Вот проклятие. Оказывается, я захлопнула дверь. Я решила было плыть обратно к Алексу за помощью, но внезапно увидела на причале Джима. Он насвистывал какую-то знакомую мелодию и держал в руках ведро с краской, видимо, наводил красоту в родительском доме.

– Привет! – сказала я, подходя к нему.

– Доброе утро, – произнес он в ответ. – Я наконец решился покрасить дом. Мама мне всю плешь на этот счет проела.

– Смотрится неплохо, – заметила я. – Представляете, а я умудрилась захлопнуть дверь и забыла ключ. У вас, случайно, не найдется запасного?

– Увы, нет, – покачал он головой, опуская ведро с кистью на причал и пытаясь стереть полосу бежевой краски с майки. – Но я знаю, как вам попасть внутрь.

– Правда? И как же?

Он мне подмигнул.

– Вы же знаете, я вырос на этом причале.

Я улыбнулась, и мы пошли вниз по причалу к моему домику.
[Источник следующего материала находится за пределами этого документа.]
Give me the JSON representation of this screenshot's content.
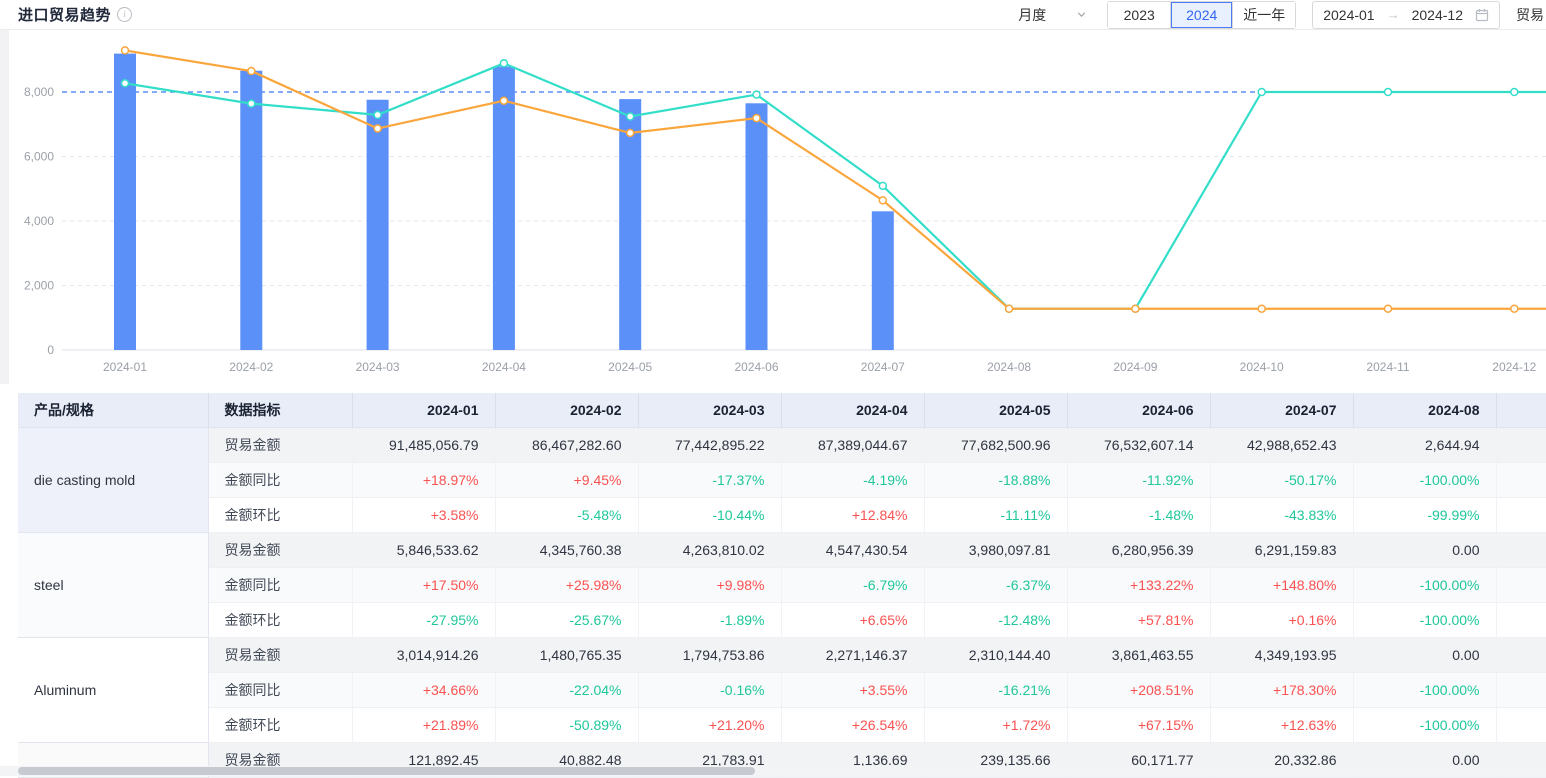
{
  "header": {
    "title": "进口贸易趋势",
    "period_select": {
      "value": "月度"
    },
    "year_buttons": [
      "2023",
      "2024",
      "近一年"
    ],
    "active_year": "2024",
    "date_range": {
      "start": "2024-01",
      "end": "2024-12"
    },
    "trailing_label": "贸易"
  },
  "chart_data": {
    "type": "bar+line",
    "categories": [
      "2024-01",
      "2024-02",
      "2024-03",
      "2024-04",
      "2024-05",
      "2024-06",
      "2024-07",
      "2024-08",
      "2024-09",
      "2024-10",
      "2024-11",
      "2024-12"
    ],
    "series": [
      {
        "name": "bar-series",
        "type": "bar",
        "color": "#5B90F9",
        "values": [
          9190,
          8660,
          7760,
          8790,
          7780,
          7650,
          4300,
          null,
          null,
          null,
          null,
          null
        ]
      },
      {
        "name": "line-teal",
        "type": "line",
        "color": "#33DEC9",
        "values": [
          8270,
          7640,
          7290,
          8890,
          7240,
          7920,
          5090,
          1280,
          1280,
          8000,
          8000,
          8000
        ]
      },
      {
        "name": "line-orange",
        "type": "line",
        "color": "#FAA63C",
        "values": [
          9290,
          8650,
          6870,
          7730,
          6730,
          7190,
          4640,
          1280,
          1280,
          1280,
          1280,
          1280
        ]
      }
    ],
    "yticks": [
      0,
      2000,
      4000,
      6000,
      8000
    ],
    "ref_line": {
      "value": 8000,
      "color": "#5C8DF6"
    },
    "ylim": [
      0,
      9900
    ],
    "grid": "dashed",
    "legend": "none",
    "title": "",
    "xlabel": "",
    "ylabel": ""
  },
  "table": {
    "product_header": "产品/规格",
    "metric_header": "数据指标",
    "month_headers": [
      "2024-01",
      "2024-02",
      "2024-03",
      "2024-04",
      "2024-05",
      "2024-06",
      "2024-07",
      "2024-08"
    ],
    "metric_labels": {
      "amount": "贸易金额",
      "yoy": "金额同比",
      "mom": "金额环比"
    },
    "colors": {
      "up": "#FA5151",
      "down": "#1FC79B"
    },
    "groups": [
      {
        "product": "die casting mold",
        "rows": [
          "amount",
          "yoy",
          "mom"
        ],
        "amount": [
          "91,485,056.79",
          "86,467,282.60",
          "77,442,895.22",
          "87,389,044.67",
          "77,682,500.96",
          "76,532,607.14",
          "42,988,652.43",
          "2,644.94"
        ],
        "yoy": [
          "+18.97%",
          "+9.45%",
          "-17.37%",
          "-4.19%",
          "-18.88%",
          "-11.92%",
          "-50.17%",
          "-100.00%"
        ],
        "mom": [
          "+3.58%",
          "-5.48%",
          "-10.44%",
          "+12.84%",
          "-11.11%",
          "-1.48%",
          "-43.83%",
          "-99.99%"
        ]
      },
      {
        "product": "steel",
        "rows": [
          "amount",
          "yoy",
          "mom"
        ],
        "amount": [
          "5,846,533.62",
          "4,345,760.38",
          "4,263,810.02",
          "4,547,430.54",
          "3,980,097.81",
          "6,280,956.39",
          "6,291,159.83",
          "0.00"
        ],
        "yoy": [
          "+17.50%",
          "+25.98%",
          "+9.98%",
          "-6.79%",
          "-6.37%",
          "+133.22%",
          "+148.80%",
          "-100.00%"
        ],
        "mom": [
          "-27.95%",
          "-25.67%",
          "-1.89%",
          "+6.65%",
          "-12.48%",
          "+57.81%",
          "+0.16%",
          "-100.00%"
        ]
      },
      {
        "product": "Aluminum",
        "rows": [
          "amount",
          "yoy",
          "mom"
        ],
        "amount": [
          "3,014,914.26",
          "1,480,765.35",
          "1,794,753.86",
          "2,271,146.37",
          "2,310,144.40",
          "3,861,463.55",
          "4,349,193.95",
          "0.00"
        ],
        "yoy": [
          "+34.66%",
          "-22.04%",
          "-0.16%",
          "+3.55%",
          "-16.21%",
          "+208.51%",
          "+178.30%",
          "-100.00%"
        ],
        "mom": [
          "+21.89%",
          "-50.89%",
          "+21.20%",
          "+26.54%",
          "+1.72%",
          "+67.15%",
          "+12.63%",
          "-100.00%"
        ]
      },
      {
        "product": "",
        "rows": [
          "amount"
        ],
        "amount": [
          "121,892.45",
          "40,882.48",
          "21,783.91",
          "1,136.69",
          "239,135.66",
          "60,171.77",
          "20,332.86",
          "0.00"
        ]
      }
    ]
  }
}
Джим перевернул пустой цветочный горшок и использовал его в качестве ступеньки, чтобы дотянуться до крыши. Потом влез на верхнюю палубу, просунул руку в открытый люк и открыл дверь в спальню.
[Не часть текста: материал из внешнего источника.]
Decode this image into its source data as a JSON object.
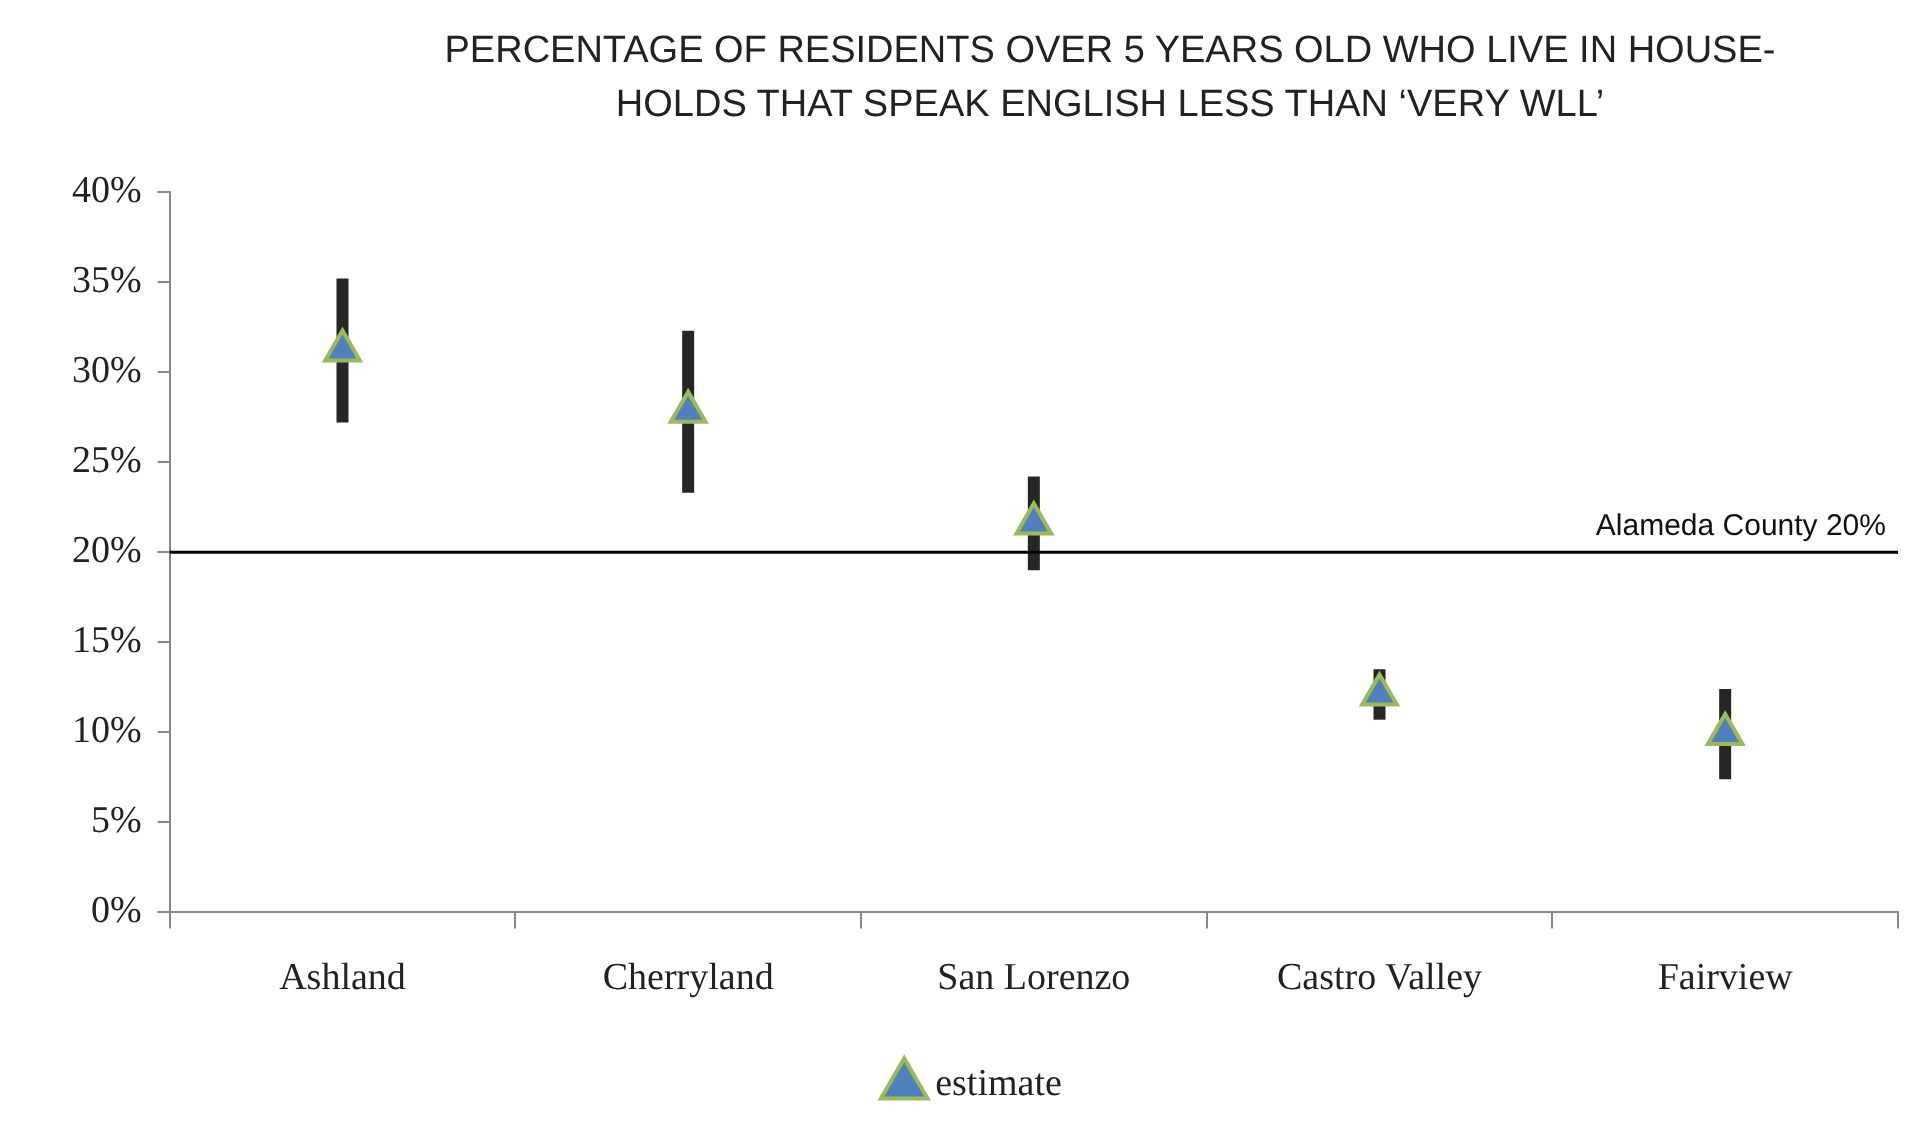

– Все в порядке, – сказал он, – как я и думал. Теперь я открою входную дверь на первом этаже и встречу вас там.

Я была весьма обескуражена той легкостью, с которой он вторгся в мою спальню, но тем не менее признательна за то, что не пришлось вызывать слесаря.

– Благодарю вас, – сказала я, оказавшись в гостиной. – Мне кажется, вы это делаете не впервые.

Он усмехнулся, но взгляд у него при этом был отсутствующий.

– Надо же! – воскликнул он. – За столько лет здесь практически ничего не изменилось!

А я этому даже не удивилась. Плавучий домик был очарователен в своей простоте. Пол, устланный еловыми досками. Побеленные панельные стены. Классические массивные шкафы, старомодная отделка.

– А когда вы были ребенком, тут все выглядело так же?

– Ну, – сказал он, оглядывая комнату, – диван стоял на этом же месте. Но везде были развешаны картины, произведения абстрактного искусства, которые казались весьма странными для меня, восьмилетнего мальчика.